Et, comme c'était nouveau,

J'en mange un bon morceau,

Mais c'était d'la poison, etc.

[188.]—Sur les théâtres grecs, la personne chargée de diriger les chœurs de musique,—le chef d'orchestre,—au lieu d'indiquer, comme aujourd'hui, la mesure aux exécutants par des mouvements de bras, avait au pied des sandales à semelles de bois, avec lesquelles il frappait en cadence sur le plancher du théâtre. Les Romains se servaient aussi d'une espèce de sandale faite de deux semelles, entre lesquelles était une sorte de castagnette qui rendait un son sec.

[189.]—D'où vient le nom de cotrets ou cotterets donné à une espèce de fagot?

—Un compilateur du siècle dernier explique ainsi l'origine de ce nom. En 1564, on était parvenu à rendre la rivière d'Ourcq navigable, par un canal conduisant ses eaux jusqu'à Paris. Elle portait des bateaux construits exprès, beaucoup plus longs que larges. Depuis deux ans l'on attendait avec impatience de grands avantages d'une communication facile et peu dispendieuse avec un pays fertile en productions essentielles. Les premiers bateaux qui arrivèrent à Paris par le nouveau canal furent reçus avec un applaudissement général. A leur départ du port de la Ferté-Milon, il y avait eu des réjouissances publiques. Ces bateaux étaient chargés d'un bois léger, fendu proprement et lié comme des fascines, dans un goût que l'on ne connaissait pas encore à Paris. Comme on nommait Col de Retz ou cote de Retz, dans le langage vulgaire, la forêt de Villers-Cotterets, on donna le nom de cotterets ou cottrets à ces fascines qui en venaient. De là l'expression aujourd'hui généralement admise.

[190.]—Lorsque, en 1826, le chimiste Ballard,—qui d'ailleurs n'était encore que préparateur à la faculté de Montpellier,—en expérimentant sur l'eau de mer, isola une substance jusqu'alors inconnue qui lui parut, et qui était en effet un corps simple, il le présenta au monde savant sous le nom de muride, qui en disait l'origine. (On appelait alors muriate de soude le sel commun extrait des eaux de la mer; ce nom de muriate dérivait du mot latin muria, qui signifie saumure.) Mais Gay-Lussac et Thénard, qui contrôlèrent la découverte du jeune préparateur, proposèrent de donner au corps simple trouvé par lui le nom de brome (du grec bromos, mauvaise odeur), rappelant une de ses principales propriétés physiques, car le brome est sous la forme d'un liquide d'un rouge foncé, qui répand à l'air d'épaisses vapeurs absolument irrespirables. Ce nom fut adopté.
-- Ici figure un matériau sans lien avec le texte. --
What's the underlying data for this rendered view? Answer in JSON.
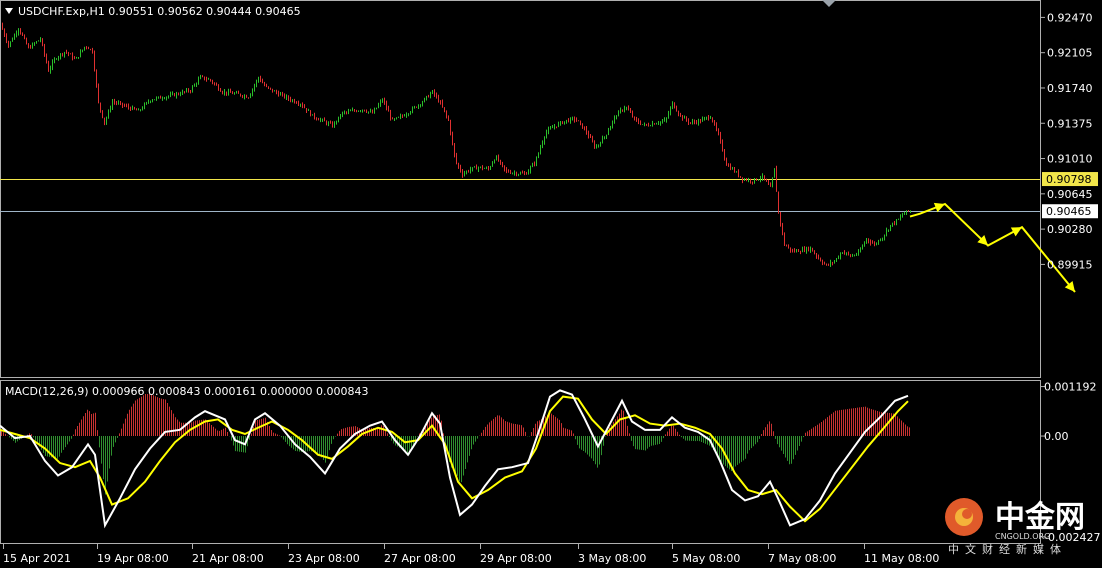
{
  "chart_data": [
    {
      "type": "candlestick",
      "symbol_line": "USDCHF.Exp,H1  0.90551 0.90562 0.90444 0.90465",
      "ylim": [
        0.8874,
        0.9265
      ],
      "y_ticks": [
        "0.92470",
        "0.92105",
        "0.91740",
        "0.91375",
        "0.91010",
        "0.90645",
        "0.90280",
        "0.89915"
      ],
      "hlines": [
        {
          "value": 0.90798,
          "label": "0.90798",
          "color": "#f2e64a"
        },
        {
          "value": 0.90465,
          "label": "0.90465",
          "color": "#9fb5c8"
        }
      ],
      "colors": {
        "up": "#2bbf2b",
        "down": "#e03030",
        "arrow": "#ffff00"
      },
      "price_path": [
        [
          0,
          0.924
        ],
        [
          8,
          0.9218
        ],
        [
          18,
          0.9236
        ],
        [
          28,
          0.9215
        ],
        [
          40,
          0.9225
        ],
        [
          48,
          0.9192
        ],
        [
          55,
          0.9205
        ],
        [
          65,
          0.9212
        ],
        [
          75,
          0.9203
        ],
        [
          85,
          0.9218
        ],
        [
          92,
          0.9212
        ],
        [
          98,
          0.9158
        ],
        [
          104,
          0.9138
        ],
        [
          112,
          0.916
        ],
        [
          125,
          0.9155
        ],
        [
          138,
          0.915
        ],
        [
          150,
          0.9162
        ],
        [
          165,
          0.9165
        ],
        [
          178,
          0.9168
        ],
        [
          190,
          0.9172
        ],
        [
          200,
          0.9185
        ],
        [
          210,
          0.9182
        ],
        [
          222,
          0.917
        ],
        [
          235,
          0.9168
        ],
        [
          248,
          0.9165
        ],
        [
          258,
          0.9185
        ],
        [
          265,
          0.9175
        ],
        [
          278,
          0.9168
        ],
        [
          290,
          0.9162
        ],
        [
          300,
          0.9158
        ],
        [
          312,
          0.9145
        ],
        [
          322,
          0.914
        ],
        [
          332,
          0.9135
        ],
        [
          342,
          0.9148
        ],
        [
          352,
          0.915
        ],
        [
          362,
          0.9152
        ],
        [
          372,
          0.9148
        ],
        [
          382,
          0.9162
        ],
        [
          392,
          0.914
        ],
        [
          402,
          0.9145
        ],
        [
          412,
          0.9152
        ],
        [
          422,
          0.916
        ],
        [
          432,
          0.917
        ],
        [
          440,
          0.9158
        ],
        [
          448,
          0.914
        ],
        [
          455,
          0.9098
        ],
        [
          462,
          0.9085
        ],
        [
          470,
          0.909
        ],
        [
          478,
          0.9092
        ],
        [
          488,
          0.909
        ],
        [
          495,
          0.9103
        ],
        [
          505,
          0.9088
        ],
        [
          515,
          0.9086
        ],
        [
          525,
          0.9085
        ],
        [
          535,
          0.9098
        ],
        [
          545,
          0.9128
        ],
        [
          555,
          0.9135
        ],
        [
          565,
          0.914
        ],
        [
          575,
          0.9142
        ],
        [
          585,
          0.913
        ],
        [
          595,
          0.9112
        ],
        [
          605,
          0.9125
        ],
        [
          615,
          0.9145
        ],
        [
          625,
          0.9155
        ],
        [
          635,
          0.914
        ],
        [
          645,
          0.9135
        ],
        [
          655,
          0.9138
        ],
        [
          665,
          0.914
        ],
        [
          672,
          0.9158
        ],
        [
          680,
          0.9145
        ],
        [
          690,
          0.9138
        ],
        [
          700,
          0.914
        ],
        [
          710,
          0.9145
        ],
        [
          718,
          0.9125
        ],
        [
          726,
          0.9095
        ],
        [
          734,
          0.9088
        ],
        [
          742,
          0.908
        ],
        [
          752,
          0.9078
        ],
        [
          762,
          0.9082
        ],
        [
          770,
          0.907
        ],
        [
          774,
          0.909
        ],
        [
          778,
          0.9045
        ],
        [
          784,
          0.9012
        ],
        [
          792,
          0.9005
        ],
        [
          800,
          0.9006
        ],
        [
          810,
          0.9008
        ],
        [
          818,
          0.8998
        ],
        [
          826,
          0.899
        ],
        [
          834,
          0.8995
        ],
        [
          842,
          0.9005
        ],
        [
          850,
          0.9
        ],
        [
          858,
          0.9003
        ],
        [
          866,
          0.9018
        ],
        [
          874,
          0.9012
        ],
        [
          882,
          0.902
        ],
        [
          890,
          0.9032
        ],
        [
          898,
          0.9038
        ],
        [
          904,
          0.9045
        ],
        [
          910,
          0.9047
        ]
      ],
      "projection": [
        [
          910,
          0.9041
        ],
        [
          920,
          0.9044
        ],
        [
          945,
          0.9054
        ],
        [
          988,
          0.9011
        ],
        [
          1022,
          0.903
        ],
        [
          1075,
          0.8963
        ]
      ],
      "x_labels": [
        "15 Apr 2021",
        "19 Apr 08:00",
        "21 Apr 08:00",
        "23 Apr 08:00",
        "27 Apr 08:00",
        "29 Apr 08:00",
        "3 May 08:00",
        "5 May 08:00",
        "7 May 08:00",
        "11 May 08:00"
      ]
    },
    {
      "type": "macd",
      "title": "MACD(12,26,9) 0.000966 0.000843 0.000161 0.000000 0.000843",
      "ylim": [
        -0.0026,
        0.00135
      ],
      "y_ticks": [
        "0.001192",
        "0.00",
        "-0.002427"
      ],
      "colors": {
        "macd": "#ffffff",
        "signal": "#ffff00",
        "hist_pos": "#c83232",
        "hist_neg": "#2f8f2f"
      },
      "macd": [
        [
          0,
          0.00025
        ],
        [
          15,
          -5e-05
        ],
        [
          30,
          0.0
        ],
        [
          45,
          -0.0006
        ],
        [
          58,
          -0.00095
        ],
        [
          72,
          -0.00075
        ],
        [
          88,
          -0.0002
        ],
        [
          95,
          -0.00045
        ],
        [
          105,
          -0.00215
        ],
        [
          120,
          -0.0015
        ],
        [
          135,
          -0.0008
        ],
        [
          150,
          -0.0003
        ],
        [
          165,
          0.0001
        ],
        [
          180,
          0.00015
        ],
        [
          195,
          0.00045
        ],
        [
          205,
          0.0006
        ],
        [
          215,
          0.0005
        ],
        [
          225,
          0.0004
        ],
        [
          235,
          -0.0001
        ],
        [
          245,
          -0.0002
        ],
        [
          255,
          0.0004
        ],
        [
          265,
          0.00055
        ],
        [
          280,
          0.00025
        ],
        [
          295,
          -0.0002
        ],
        [
          310,
          -0.0005
        ],
        [
          325,
          -0.0009
        ],
        [
          340,
          -0.0003
        ],
        [
          355,
          5e-05
        ],
        [
          370,
          0.00025
        ],
        [
          382,
          0.00035
        ],
        [
          395,
          -0.0001
        ],
        [
          408,
          -0.00045
        ],
        [
          420,
          0.0
        ],
        [
          432,
          0.00055
        ],
        [
          440,
          0.0003
        ],
        [
          450,
          -0.001
        ],
        [
          460,
          -0.0019
        ],
        [
          472,
          -0.00165
        ],
        [
          485,
          -0.0012
        ],
        [
          498,
          -0.0008
        ],
        [
          512,
          -0.00075
        ],
        [
          528,
          -0.00065
        ],
        [
          540,
          0.0002
        ],
        [
          550,
          0.00095
        ],
        [
          560,
          0.0011
        ],
        [
          572,
          0.001
        ],
        [
          584,
          0.00045
        ],
        [
          598,
          -0.00025
        ],
        [
          610,
          0.0003
        ],
        [
          622,
          0.00085
        ],
        [
          632,
          0.00035
        ],
        [
          645,
          0.00015
        ],
        [
          660,
          0.00015
        ],
        [
          672,
          0.00045
        ],
        [
          685,
          0.0002
        ],
        [
          698,
          0.0001
        ],
        [
          710,
          -0.0001
        ],
        [
          720,
          -0.0006
        ],
        [
          732,
          -0.0013
        ],
        [
          745,
          -0.00155
        ],
        [
          758,
          -0.00145
        ],
        [
          770,
          -0.0011
        ],
        [
          778,
          -0.0015
        ],
        [
          790,
          -0.00215
        ],
        [
          805,
          -0.002
        ],
        [
          820,
          -0.00155
        ],
        [
          835,
          -0.0009
        ],
        [
          850,
          -0.0004
        ],
        [
          865,
          0.0001
        ],
        [
          880,
          0.00045
        ],
        [
          895,
          0.00085
        ],
        [
          908,
          0.00097
        ]
      ],
      "signal": [
        [
          0,
          0.00015
        ],
        [
          15,
          5e-05
        ],
        [
          30,
          -5e-05
        ],
        [
          45,
          -0.0003
        ],
        [
          60,
          -0.00065
        ],
        [
          75,
          -0.00075
        ],
        [
          90,
          -0.0006
        ],
        [
          100,
          -0.001
        ],
        [
          112,
          -0.00165
        ],
        [
          128,
          -0.0015
        ],
        [
          145,
          -0.0011
        ],
        [
          160,
          -0.0006
        ],
        [
          175,
          -0.00015
        ],
        [
          190,
          0.00015
        ],
        [
          205,
          0.00035
        ],
        [
          218,
          0.0004
        ],
        [
          232,
          0.00015
        ],
        [
          245,
          5e-05
        ],
        [
          258,
          0.0002
        ],
        [
          272,
          0.00035
        ],
        [
          288,
          0.00015
        ],
        [
          302,
          -0.0001
        ],
        [
          318,
          -0.00045
        ],
        [
          332,
          -0.00055
        ],
        [
          348,
          -0.00025
        ],
        [
          362,
          5e-05
        ],
        [
          378,
          0.0002
        ],
        [
          392,
          0.0001
        ],
        [
          405,
          -0.00015
        ],
        [
          418,
          -0.0001
        ],
        [
          432,
          0.00025
        ],
        [
          445,
          -0.0002
        ],
        [
          458,
          -0.0011
        ],
        [
          472,
          -0.0015
        ],
        [
          488,
          -0.0013
        ],
        [
          505,
          -0.001
        ],
        [
          522,
          -0.00085
        ],
        [
          536,
          -0.0003
        ],
        [
          550,
          0.0006
        ],
        [
          563,
          0.00095
        ],
        [
          578,
          0.0009
        ],
        [
          592,
          0.0004
        ],
        [
          606,
          5e-05
        ],
        [
          620,
          0.0004
        ],
        [
          635,
          0.0005
        ],
        [
          650,
          0.0003
        ],
        [
          665,
          0.00025
        ],
        [
          680,
          0.0003
        ],
        [
          695,
          0.0002
        ],
        [
          710,
          5e-05
        ],
        [
          722,
          -0.0003
        ],
        [
          735,
          -0.0009
        ],
        [
          748,
          -0.0013
        ],
        [
          762,
          -0.0014
        ],
        [
          776,
          -0.0013
        ],
        [
          790,
          -0.0017
        ],
        [
          805,
          -0.00205
        ],
        [
          820,
          -0.00175
        ],
        [
          836,
          -0.00125
        ],
        [
          852,
          -0.00075
        ],
        [
          868,
          -0.00025
        ],
        [
          884,
          0.0002
        ],
        [
          898,
          0.0006
        ],
        [
          908,
          0.00084
        ]
      ]
    }
  ],
  "watermark": {
    "name": "中金网",
    "domain": "CNGOLD.ORG",
    "tagline": "中文财经新媒体"
  }
}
Bien que constituant un véritable événement scientifique, la découverte du brome sembla pendant assez longtemps ne devoir être consignée dans l'histoire de la chimie que comme un fait dépourvu de conséquences utiles; mais chacun sait le rôle important que ce corps joue aujourd'hui par ses composés, les bromures, dans les opérations photographiques et en outre comme agent pharmaceutique.

[191.]—Aureng-Zeb, avant d'être empereur des Mogols, mais aspirant à l'être, au préjudice de ses frères, rassembla un jour tous les fakirs ou moines mendiants du pays, pour leur faire, disait-il, une grosse aumône, et pour avoir la consolation de manger avec eux—selon la formule hospitalière—le sel et le riz.

Le lieu de l'assemblée était une vaste campagne. Aureng-Zeb fit servir à cette multitude prodigieuse de pauvres pénitents un repas conforme à leur état. Quand on eut mangé, le prince fit apporter une grande quantité d'habits neufs, et dit aux fakirs étonnés qu'il souffrait de les voir ainsi couverts de haillons. L'artificieux Mogol n'ignorait pas que la plupart de ces gueux portent avec eux bon nombre de pièces d'or, qui sont la récolte de leurs intrigues et de leur mendicité. En effet, plusieurs voulurent se défendre de quitter ces haillons, en prétextant l'esprit de pauvreté qui fait l'essentiel de leur profession. On ne les écouta pas. Le prince exigea que tous revêtissent les habits neufs. Cela fait, on entassa les haillons qu'ils avaient quittés au milieu d'un champ; l'on y mit le feu, et l'on trouva, paraît-il, dans les cendres une somme si considérable que ce fut—disent quelques écrivains—un des principaux secours qu'eut Aureng-Zeb pour faire la guerre à ses frères.